Только съев половину содержимого коробки, она наконец-то смогла отвлечься от мыслей о Рури и подумать о более серьёзном.

— Джинхён-а, ты что-нибудь слышал об аккымах?

— О чём?

По интонации Кохаку догадалась, что её друг не был знаком с этим словом, как прежде и она сама. Расстроенный вздох непроизвольно сорвался с её губ.

— Что ты знаешь об истории Хунсюя?

— Не очень много, — он с сожалением посмотрел на неё, не в силах помочь. — Об этом не любят рассказывать.

— А о Чончо*?

* Так называли Чигусу в Сонгусыле.

— Просто не рассказывают.

Джинхён виновато улыбнулся, а Кохаку вновь вздохнула и откинулась назад, но шустрая Хеджин успела подложить под неё ещё одну подушку, поэтому улеглась она не пол, а на грубоватую ткань. Поскольку Джинги, младший брат Джинхёна, не пользовался подвалом, изначально здесь имелась только одна подушка, но так как принцесса стала часто к ним заходить, они вскоре приобрели вторую.

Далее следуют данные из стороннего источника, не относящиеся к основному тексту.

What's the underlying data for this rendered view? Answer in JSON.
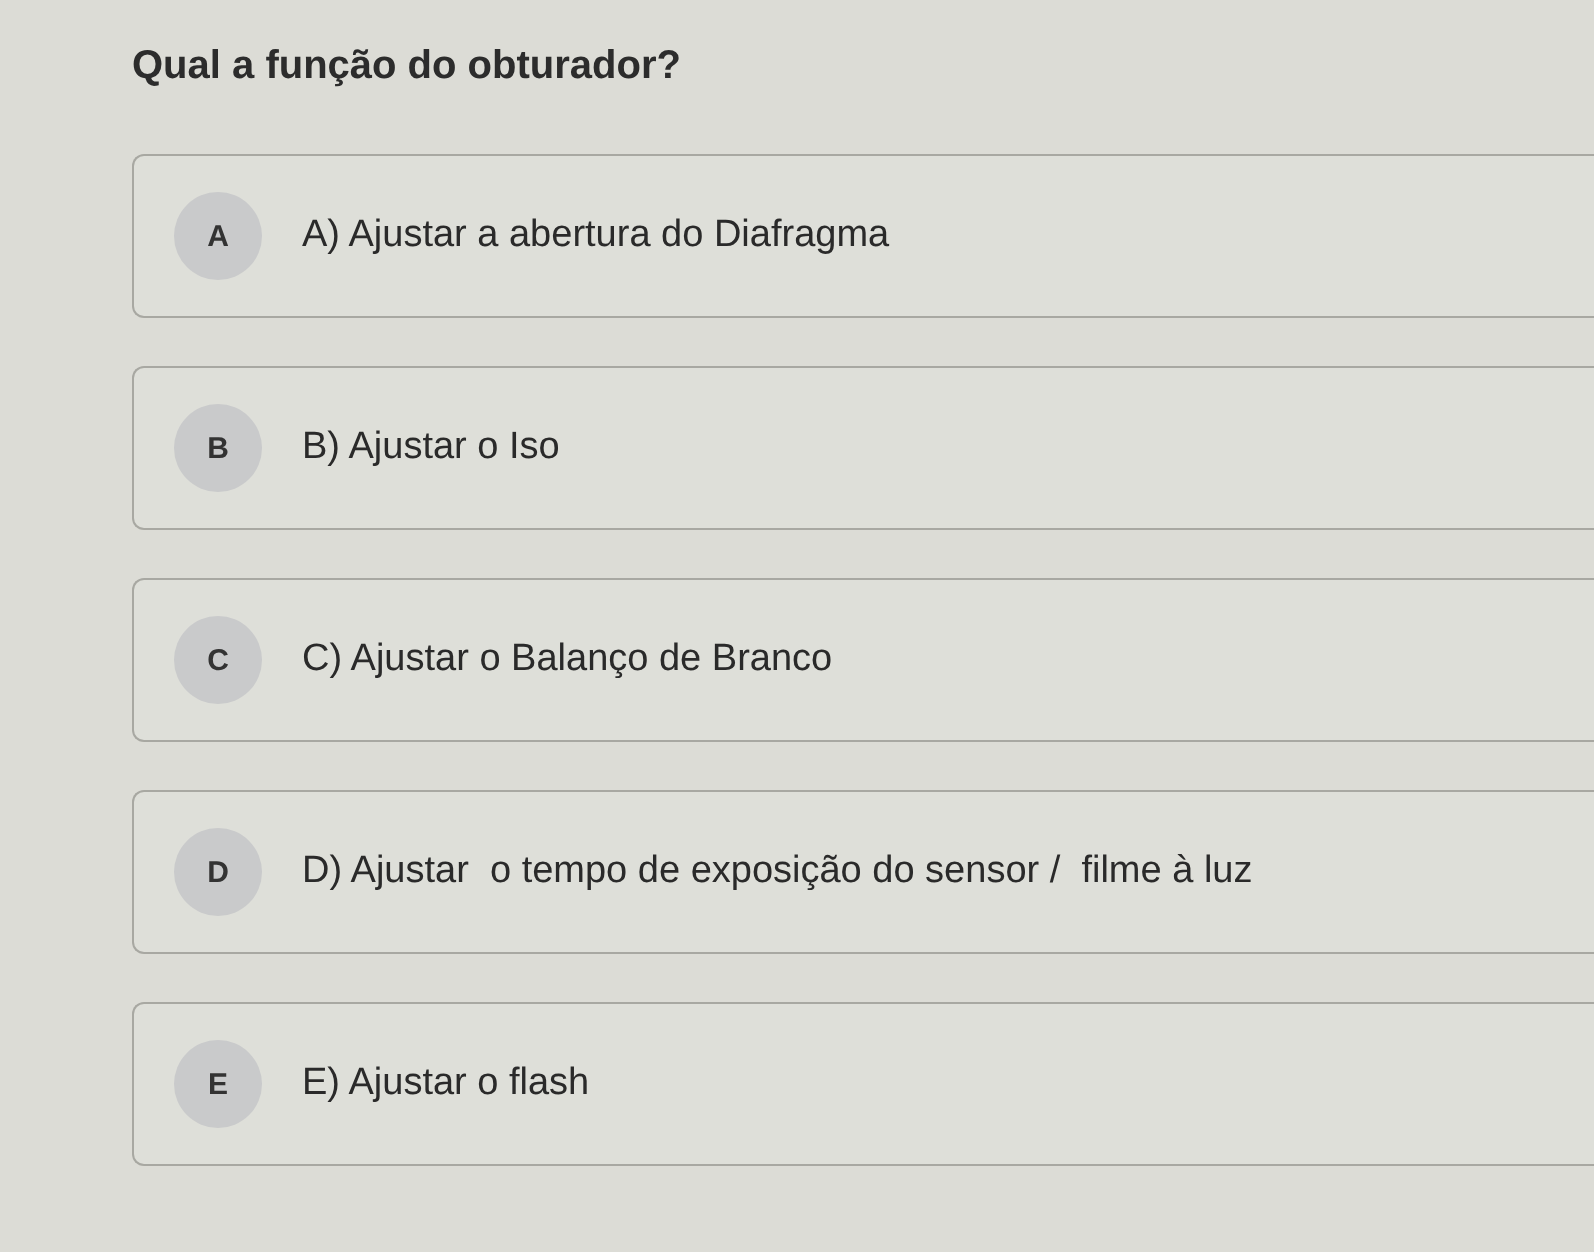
{
  "question": "Qual a função do obturador?",
  "options": [
    {
      "letter": "A",
      "text": "A) Ajustar a abertura do Diafragma",
      "selected": false
    },
    {
      "letter": "B",
      "text": "B) Ajustar o Iso",
      "selected": false
    },
    {
      "letter": "C",
      "text": "C) Ajustar o Balanço de Branco",
      "selected": false
    },
    {
      "letter": "D",
      "text": "D) Ajustar  o tempo de exposição do sensor /  filme à luz",
      "selected": false
    },
    {
      "letter": "E",
      "text": "E) Ajustar o flash",
      "selected": false
    }
  ]
}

Несмотря на отсутствие полезной информации, после сладостей Кохаку повеселела. Она устала валяться на полу, поэтому встала и поднялась в лавку, где сразу заметила Джинги. Покупателей пока не было, поэтому она незамедлительно подошла к юноше.

— Джинги-я! Что ты знаешь об аккымах, Хунсюе и Чончо?

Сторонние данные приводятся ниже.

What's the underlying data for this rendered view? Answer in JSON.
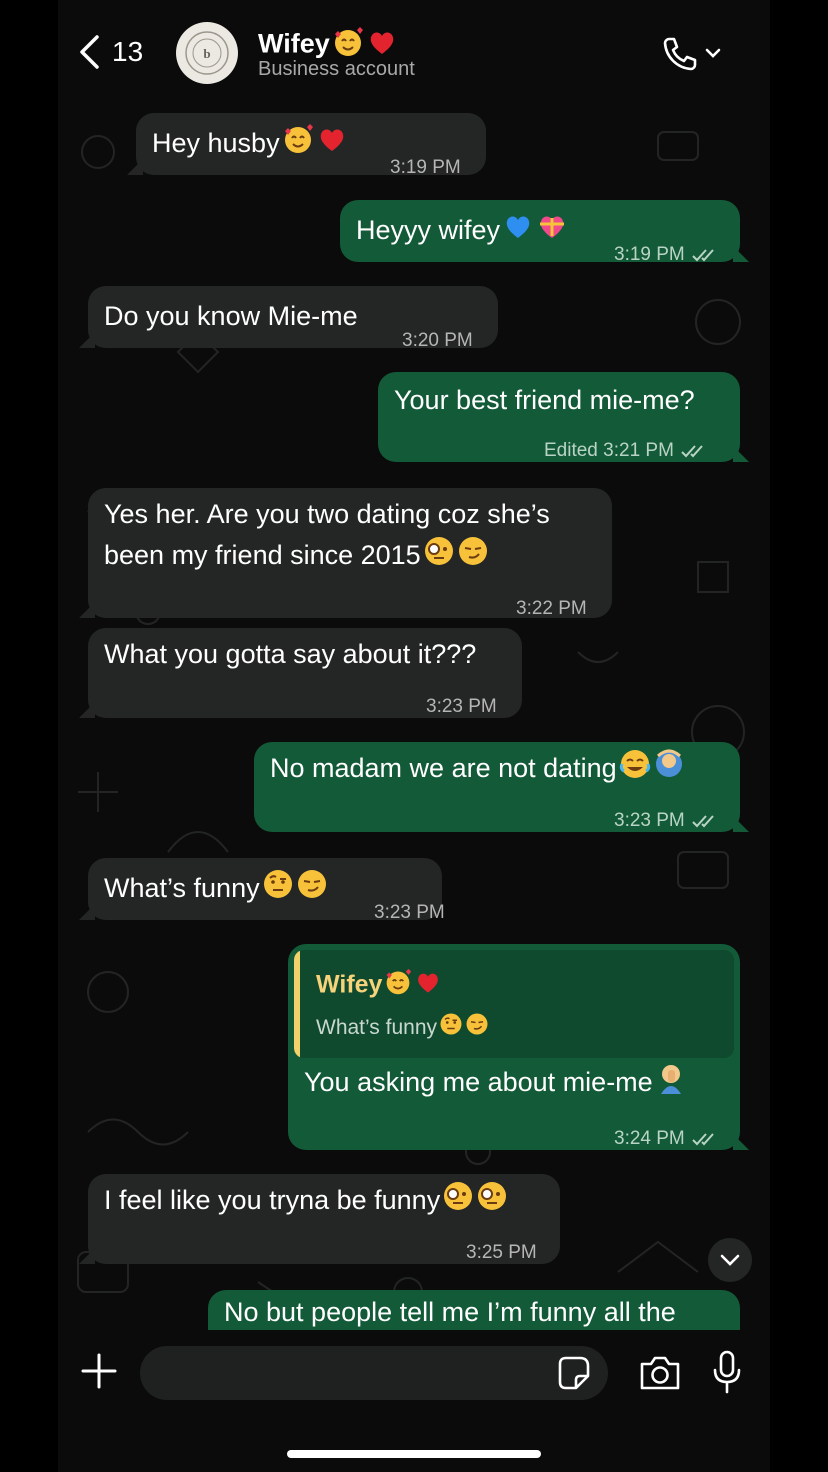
{
  "header": {
    "back_count": "13",
    "contact_name": "Wifey",
    "contact_name_emojis": [
      "smiling-face-hearts",
      "red-heart"
    ],
    "subtitle": "Business account"
  },
  "messages": [
    {
      "dir": "in",
      "text": "Hey husby",
      "emojis": [
        "smiling-face-hearts",
        "red-heart"
      ],
      "time": "3:19 PM"
    },
    {
      "dir": "out",
      "text": "Heyyy wifey",
      "emojis": [
        "blue-heart",
        "heart-with-ribbon"
      ],
      "time": "3:19 PM",
      "read": true
    },
    {
      "dir": "in",
      "text": "Do you know Mie-me",
      "emojis": [],
      "time": "3:20 PM"
    },
    {
      "dir": "out",
      "text": "Your best friend mie-me?",
      "emojis": [],
      "edited": "Edited",
      "time": "3:21 PM",
      "read": true
    },
    {
      "dir": "in",
      "line1": "Yes her. Are you two dating coz she’s",
      "line2": "been my friend since 2015",
      "emojis": [
        "face-with-monocle",
        "smirking-face"
      ],
      "time": "3:22 PM"
    },
    {
      "dir": "in",
      "text": "What you gotta say about it???",
      "emojis": [],
      "time": "3:23 PM"
    },
    {
      "dir": "out",
      "text": "No madam we are not dating",
      "emojis": [
        "face-with-tears-of-joy",
        "person-gesturing-ok"
      ],
      "time": "3:23 PM",
      "read": true
    },
    {
      "dir": "in",
      "text": "What’s funny",
      "emojis": [
        "face-with-raised-eyebrow",
        "smirking-face"
      ],
      "time": "3:23 PM"
    },
    {
      "dir": "out",
      "reply_to": {
        "name": "Wifey",
        "name_emojis": [
          "smiling-face-hearts",
          "red-heart"
        ],
        "text": "What’s funny",
        "emojis": [
          "face-with-raised-eyebrow",
          "smirking-face"
        ]
      },
      "text": "You asking me about mie-me",
      "emojis": [
        "person-facepalming"
      ],
      "time": "3:24 PM",
      "read": true
    },
    {
      "dir": "in",
      "text": "I feel like you tryna be funny",
      "emojis": [
        "face-with-monocle",
        "face-with-monocle"
      ],
      "time": "3:25 PM"
    },
    {
      "dir": "out",
      "text": "No but people tell me I’m funny all the",
      "emojis": [],
      "partial": true
    }
  ],
  "input": {
    "placeholder": "",
    "value": ""
  },
  "colors": {
    "incoming": "#242626",
    "outgoing": "#135a38",
    "background": "#0b0b0b",
    "quote_accent": "#f2d36b"
  }
}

Не подумав, она сразу вылила на него все волнующие вопросы. Почти все.

Капельки пота выступили на его лбу, и повязка мангон едва не съехала. Если Джинхён уже много лет дружил с принцессой и общался с ней фамильярно, то Джинги всегда держался отстранённо. Первое время он даже боялся разговаривать с покупателями и научился этому спустя несколько лет.

— Ничего? — ответил он очень тихо и с вопросительной интонацией.

Не то чтобы Кохаку ожидала, что ей преподнесут блюдечко со всеми знаниями, но было бы неплохо. Более того, в Сонгусыле не принято обсуждать эти темы.

— А свитков с их историей нет?

Надежда умирала последней.

Джинги отошёл к полкам с аккуратно сложенными свитками и принялся перебирать их.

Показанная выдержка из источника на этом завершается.